Mark pulled Theo out of the car. “Poor baby.” Theodore lay in his servant’s arms, purring happily.

There was no time to tend to my wounds. With Lepcheck lurking about I needed to get Mark off campus. I ushered man and cat toward the library.

Chapter Seven

Taking a less direct way to the library, we avoided Lepcheck and the fountain. I made Mark put on my lavender cardigan. It wasn’t much of a fashion statement, but at least it covered the bloodstains on his white dress shirt. Luckily, he was wearing dark jeans, so I didn’t have to sacrifice my skirt.

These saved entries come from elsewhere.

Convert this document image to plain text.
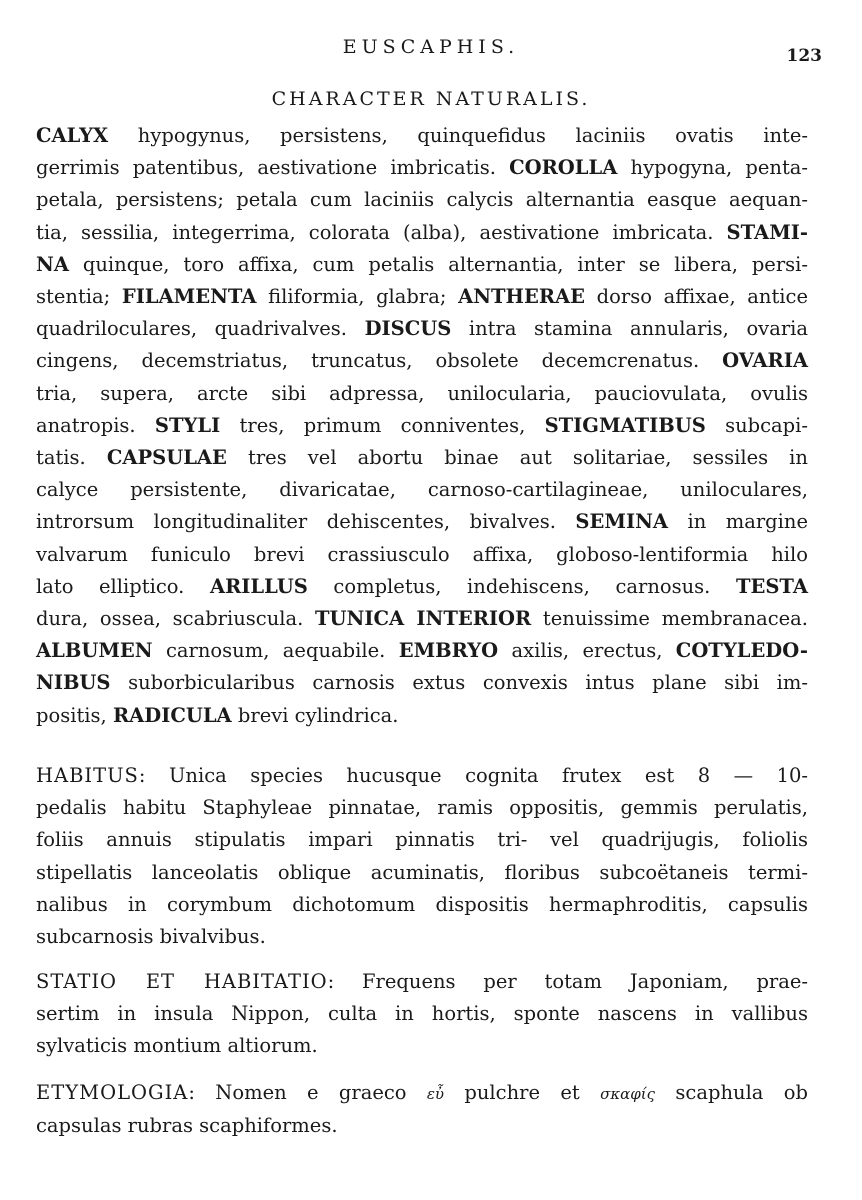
EUSCAPHIS.	123
CHARACTER NATURALIS.

CALYX hypogynus, persistens, quinquefidus laciniis ovatis inte-
gerrimis patentibus, aestivatione imbricatis. COROLLA hypogyna, penta-
petala, persistens; petala cum laciniis calycis alternantia easque aequan-
tia, sessilia, integerrima, colorata (alba), aestivatione imbricata. STAMI-
NA quinque, toro affixa, cum petalis alternantia, inter se libera, persi-
stentia; FILAMENTA filiformia, glabra; ANTHERAE dorso affixae, antice
quadriloculares, quadrivalves. DISCUS intra stamina annularis, ovaria
cingens, decemstriatus, truncatus, obsolete decemcrenatus. OVARIA
tria, supera, arcte sibi adpressa, unilocularia, pauciovulata, ovulis
anatropis. STYLI tres, primum conniventes, STIGMATIBUS subcapi-
tatis. CAPSULAE tres vel abortu binae aut solitariae, sessiles in
calyce persistente, divaricatae, carnoso-cartilagineae, uniloculares,
introrsum longitudinaliter dehiscentes, bivalves. SEMINA in margine
valvarum funiculo brevi crassiusculo affixa, globoso-lentiformia hilo
lato elliptico. ARILLUS completus, indehiscens, carnosus. TESTA
dura, ossea, scabriuscula. TUNICA INTERIOR tenuissime membranacea.
ALBUMEN carnosum, aequabile. EMBRYO axilis, erectus, COTYLEDO-
NIBUS suborbicularibus carnosis extus convexis intus plane sibi im-
positis, RADICULA brevi cylindrica.

HABITUS: Unica species hucusque cognita frutex est 8 — 10-
pedalis habitu Staphyleae pinnatae, ramis oppositis, gemmis perulatis,
foliis annuis stipulatis impari pinnatis tri- vel quadrijugis, foliolis
stipellatis lanceolatis oblique acuminatis, floribus subcoëtaneis termi-
nalibus in corymbum dichotomum dispositis hermaphroditis, capsulis
subcarnosis bivalvibus.

STATIO ET HABITATIO: Frequens per totam Japoniam, prae-
sertim in insula Nippon, culta in hortis, sponte nascens in vallibus
sylvaticis montium altiorum.

ETYMOLOGIA: Nomen e graeco εὖ pulchre et σκαφίς scaphula ob
capsulas rubras scaphiformes.
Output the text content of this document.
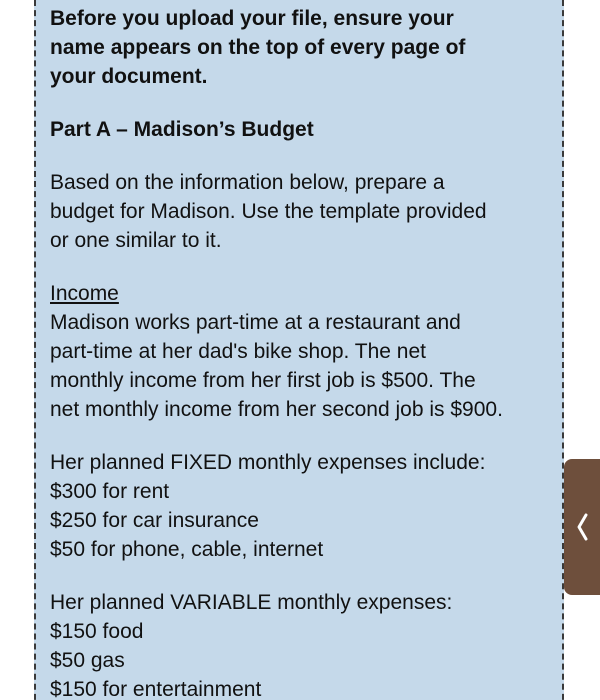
Before you upload your file, ensure your
name appears on the top of every page of
your document.

Part A – Madison’s Budget

Based on the information below, prepare a
budget for Madison. Use the template provided
or one similar to it.

Income
Madison works part-time at a restaurant and
part-time at her dad's bike shop. The net
monthly income from her first job is $500. The
net monthly income from her second job is $900.

Her planned FIXED monthly expenses include:
$300 for rent
$250 for car insurance
$50 for phone, cable, internet

Her planned VARIABLE monthly expenses:
$150 food
$50 gas
$150 for entertainment
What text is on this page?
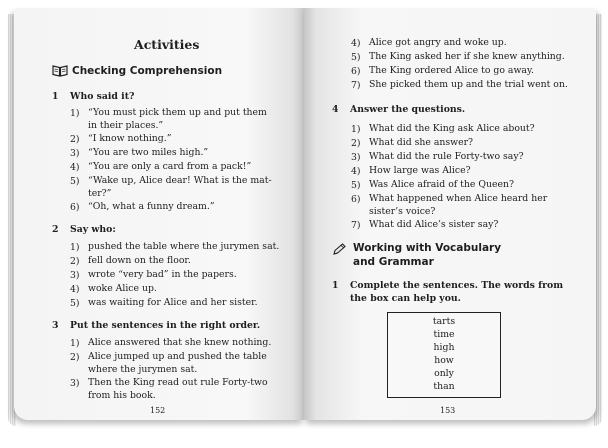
Activities
Checking Comprehension
1 Who said it?
1) “You must pick them up and put them
in their places.”
2) “I know nothing.”
3) “You are two miles high.”
4) “You are only a card from a pack!”
5) “Wake up, Alice dear! What is the mat-
ter?”
6) “Oh, what a funny dream.”
2 Say who:
1) pushed the table where the jurymen sat.
2) fell down on the floor.
3) wrote “very bad” in the papers.
4) woke Alice up.
5) was waiting for Alice and her sister.
3 Put the sentences in the right order.
1) Alice answered that she knew nothing.
2) Alice jumped up and pushed the table
where the jurymen sat.
3) Then the King read out rule Forty-two
from his book.
152
4) Alice got angry and woke up.
5) The King asked her if she knew anything.
6) The King ordered Alice to go away.
7) She picked them up and the trial went on.
4 Answer the questions.
1) What did the King ask Alice about?
2) What did she answer?
3) What did the rule Forty-two say?
4) How large was Alice?
5) Was Alice afraid of the Queen?
6) What happened when Alice heard her
sister’s voice?
7) What did Alice’s sister say?
Working with Vocabulary
and Grammar
1 Complete the sentences. The words from
the box can help you.
tarts
time
high
how
only
than
153
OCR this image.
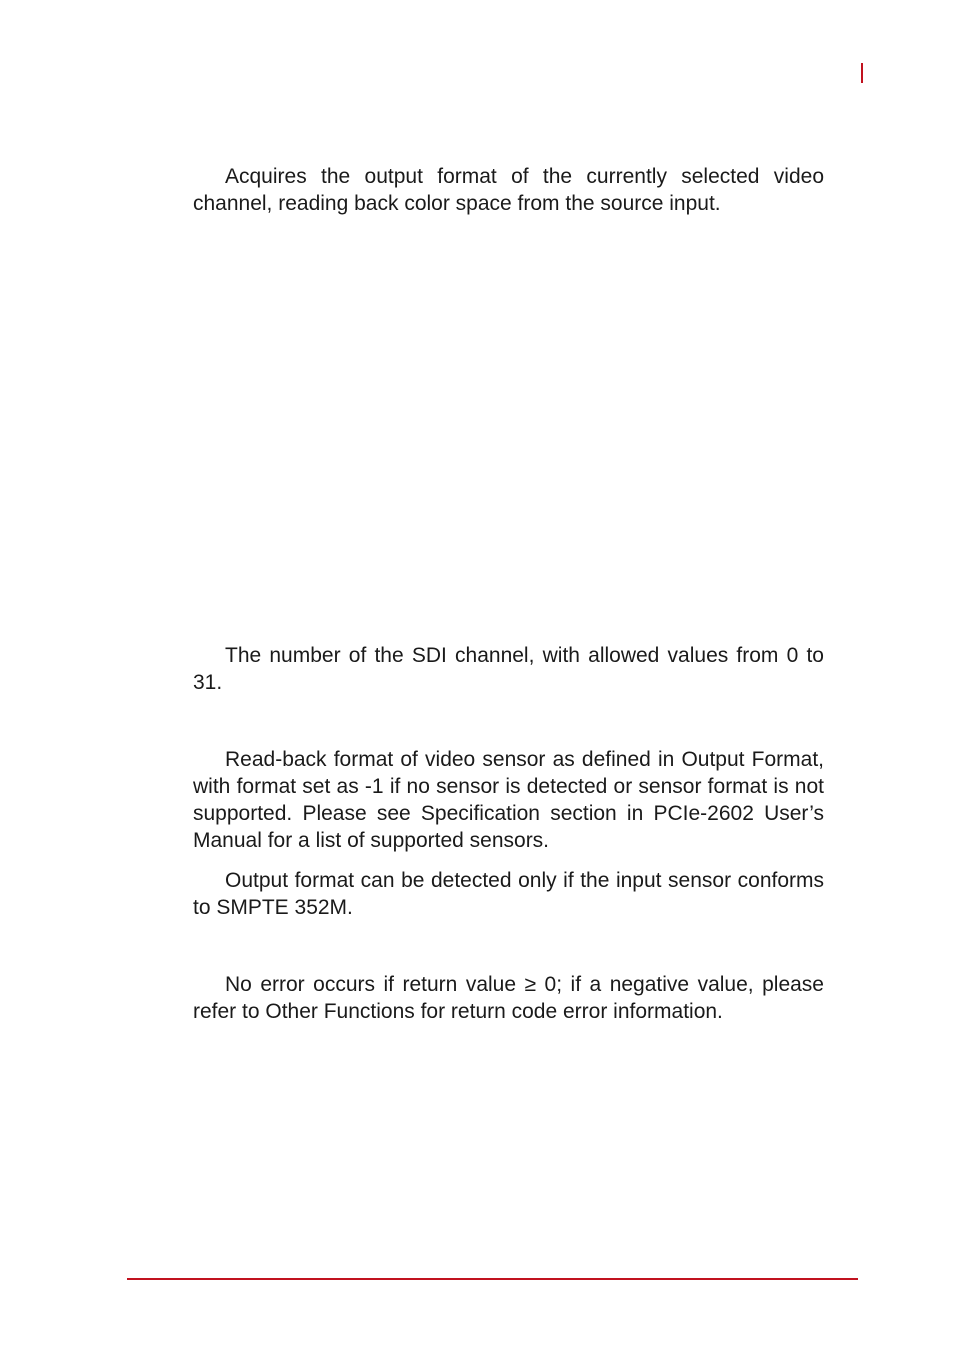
Acquires the output format of the currently selected video channel, reading back color space from the source input.

The number of the SDI channel, with allowed values from 0 to 31.

Read-back format of video sensor as defined in Output Format, with format set as -1 if no sensor is detected or sensor format is not supported. Please see Specification section in PCIe-2602 User’s Manual for a list of supported sensors.

Output format can be detected only if the input sensor conforms to SMPTE 352M.

No error occurs if return value ≥ 0; if a negative value, please refer to Other Functions for return code error information.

Just inside the service door, Mark slumped in a padded folding chair with growling Theodore stretched across his lap.

“Stay there.” I ordered both of them.

I hurried through the workroom and collided headlong into Jefferson Island, the cataloger. The collision was more painful for me, since Jefferson is six-four and three hundred plus pounds. A transplanted Georgian who detested the north with every fiber of his being, Jefferson had dressed conservatively in a white button-down shirt and gray polyester pants. He also wore a red leather bolo tie with a pewter Dachshund charm in honor of a childhood pet.